Title : An insight on the stability of titanium-oxide based implant material
Abstract:
The invention and integration of medical implants have made a huge revolt in modern medicine by offering new opportunities in curing chronic illnesses and restoration of bodily functions. Commercially pure titanium and its alloys are the widely used implant materials owing to their high corrosion resistance and biocompatibility. It is the thin oxide film primarily made up of TiO2 which forms spontaneously on the surface of titanium act as a protective barrier against the aggressive environments and contribute to its corrosion resistance. So, it is crucial to comprehend how the alteration in surface chemistry (oxides in varying oxidation state and composition) could affect titanium’s defense mechanism on inflammatory conditions and resulting reactive species like hydrogen peroxide (H2O2). In the current work we have explored the long-term stability of sputter coated thin film titanium-oxide (TiO2, Ti2O3 and TiO) substrates by exposing to phosphate buffered saline solution (PBS) with or without the addition of 1mM H2O2 for 5 days. X-ray photoelectron spectroscopy (XPS) was performed to understand the variation in the surface chemistry.

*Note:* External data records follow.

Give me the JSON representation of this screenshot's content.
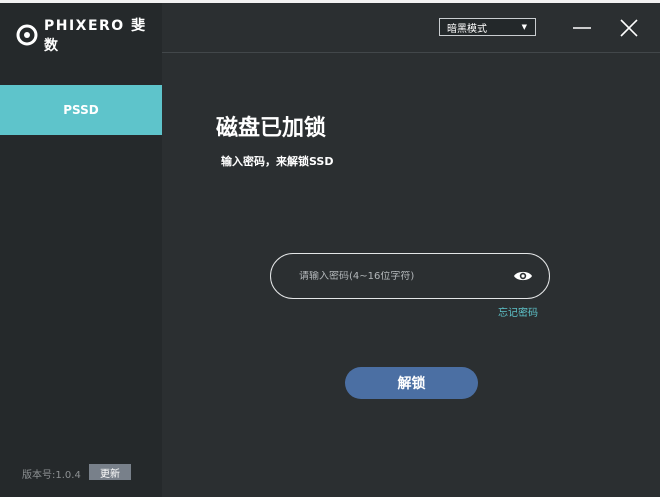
{
  "app": {
    "logo_text": "PHIXERO 斐数",
    "logo_icon": "phixero-logo-icon"
  },
  "sidebar": {
    "items": [
      {
        "label": "PSSD",
        "active": true
      }
    ],
    "version_label": "版本号:1.0.4",
    "update_label": "更新"
  },
  "titlebar": {
    "mode_select": {
      "selected": "暗黑模式"
    },
    "minimize_icon": "minimize-icon",
    "close_icon": "close-icon"
  },
  "main": {
    "title": "磁盘已加锁",
    "subtitle": "输入密码，来解锁SSD",
    "password": {
      "placeholder": "请输入密码(4~16位字符)",
      "value": "",
      "toggle_icon": "eye-icon"
    },
    "forgot_label": "忘记密码",
    "unlock_label": "解锁"
  },
  "colors": {
    "accent": "#5ec4cb",
    "primary_button": "#4b6fa3",
    "sidebar_bg": "#25292b",
    "main_bg": "#2b2f31"
  }
}
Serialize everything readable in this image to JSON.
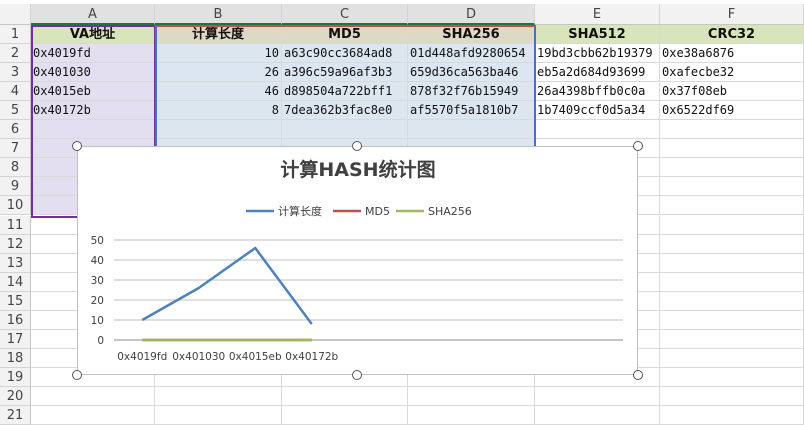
{
  "columns": [
    "A",
    "B",
    "C",
    "D",
    "E",
    "F"
  ],
  "rows": [
    "1",
    "2",
    "3",
    "4",
    "5",
    "6",
    "7",
    "8",
    "9",
    "10",
    "11",
    "12",
    "13",
    "14",
    "15",
    "16",
    "17",
    "18",
    "19",
    "20",
    "21"
  ],
  "header_row": [
    "VA地址",
    "计算长度",
    "MD5",
    "SHA256",
    "SHA512",
    "CRC32"
  ],
  "data_rows": [
    [
      "0x4019fd",
      "10",
      "a63c90cc3684ad8",
      "01d448afd9280654",
      "19bd3cbb62b19379",
      "0xe38a6876"
    ],
    [
      "0x401030",
      "26",
      "a396c59a96af3b3",
      "659d36ca563ba46",
      "eb5a2d684d93699",
      "0xafecbe32"
    ],
    [
      "0x4015eb",
      "46",
      "d898504a722bff1",
      "878f32f76b15949",
      "26a4398bffb0c0a",
      "0x37f08eb"
    ],
    [
      "0x40172b",
      "8",
      "7dea362b3fac8e0",
      "af5570f5a1810b7",
      "1b7409ccf0d5a34",
      "0x6522df69"
    ]
  ],
  "colors": {
    "header_fill": "#d8e4bc",
    "header_fill_b_d": "#ddd9c4",
    "range_a": "#e4dff0",
    "range_bd": "#dce6f1",
    "series_1": "#4f81bd",
    "series_2": "#c0504d",
    "series_3": "#9bbb59"
  },
  "chart_data": {
    "type": "line",
    "title": "计算HASH统计图",
    "categories": [
      "0x4019fd",
      "0x401030",
      "0x4015eb",
      "0x40172b"
    ],
    "series": [
      {
        "name": "计算长度",
        "values": [
          10,
          26,
          46,
          8
        ]
      },
      {
        "name": "MD5",
        "values": [
          0,
          0,
          0,
          0
        ]
      },
      {
        "name": "SHA256",
        "values": [
          0,
          0,
          0,
          0
        ]
      }
    ],
    "ylim": [
      0,
      50
    ],
    "yticks": [
      0,
      10,
      20,
      30,
      40,
      50
    ],
    "grid": true,
    "legend": "top"
  }
}
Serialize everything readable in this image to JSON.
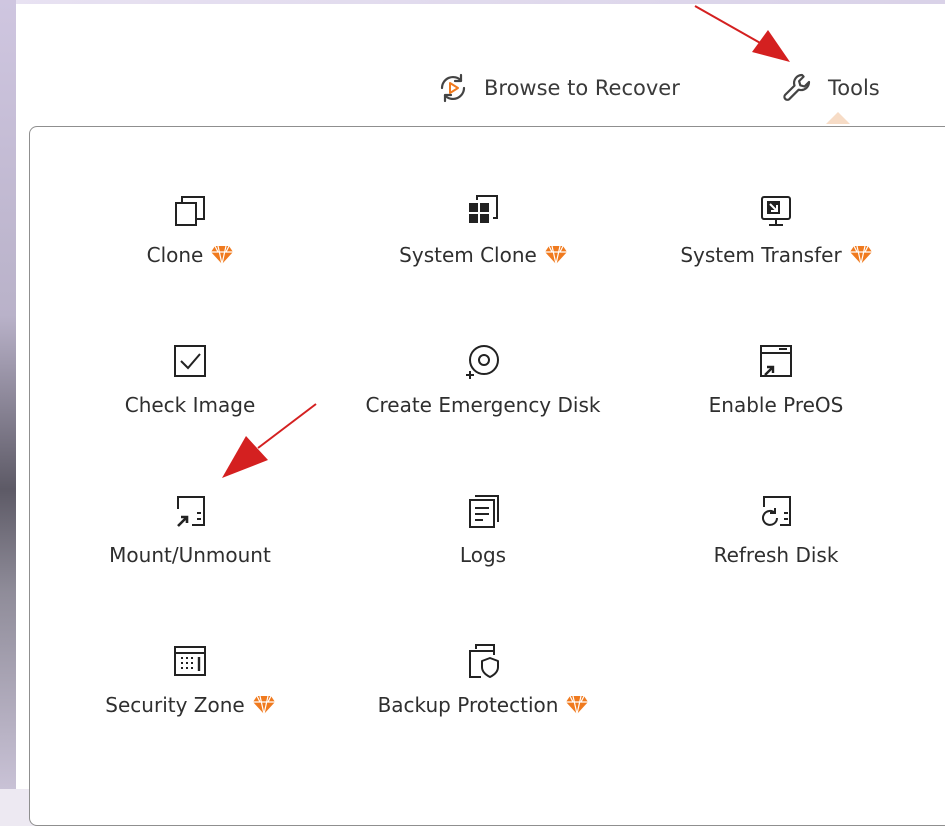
{
  "header": {
    "browse_label": "Browse to Recover",
    "tools_label": "Tools"
  },
  "tools": [
    {
      "label": "Clone",
      "icon": "clone-icon",
      "premium": true
    },
    {
      "label": "System Clone",
      "icon": "system-clone-icon",
      "premium": true
    },
    {
      "label": "System Transfer",
      "icon": "system-transfer-icon",
      "premium": true
    },
    {
      "label": "Check Image",
      "icon": "check-image-icon",
      "premium": false
    },
    {
      "label": "Create Emergency Disk",
      "icon": "emergency-disk-icon",
      "premium": false
    },
    {
      "label": "Enable PreOS",
      "icon": "preos-icon",
      "premium": false
    },
    {
      "label": "Mount/Unmount",
      "icon": "mount-icon",
      "premium": false
    },
    {
      "label": "Logs",
      "icon": "logs-icon",
      "premium": false
    },
    {
      "label": "Refresh Disk",
      "icon": "refresh-disk-icon",
      "premium": false
    },
    {
      "label": "Security Zone",
      "icon": "security-zone-icon",
      "premium": true
    },
    {
      "label": "Backup Protection",
      "icon": "backup-protection-icon",
      "premium": true
    }
  ],
  "colors": {
    "premium_gem": "#f07a1e",
    "annotation_arrow": "#d42020",
    "text": "#2f2f2f",
    "browse_icon_accent": "#f07a1e"
  }
}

The results revealed the presence of TiO2, and Ti2O3 on the bare substrate (without H2O2), while additional peaks of TiO and Ti was found on substrate exposed to H2O2, suggesting the risk of reduction. The electrochemical characterizations such as cyclic voltammetry, Tafel plot and impedance spectroscopy also indicated the interruption of corrosion resistance in the presence of H2O2. Density functional theory (DFT) was employed to delineate surface interactions between titanium oxide surface and H2O2. We believe that this work provides a deeper understanding of the biological mechanisms involved in titanium-oxide based implants allowing to forecast their biosafety and aid in the design of better implants.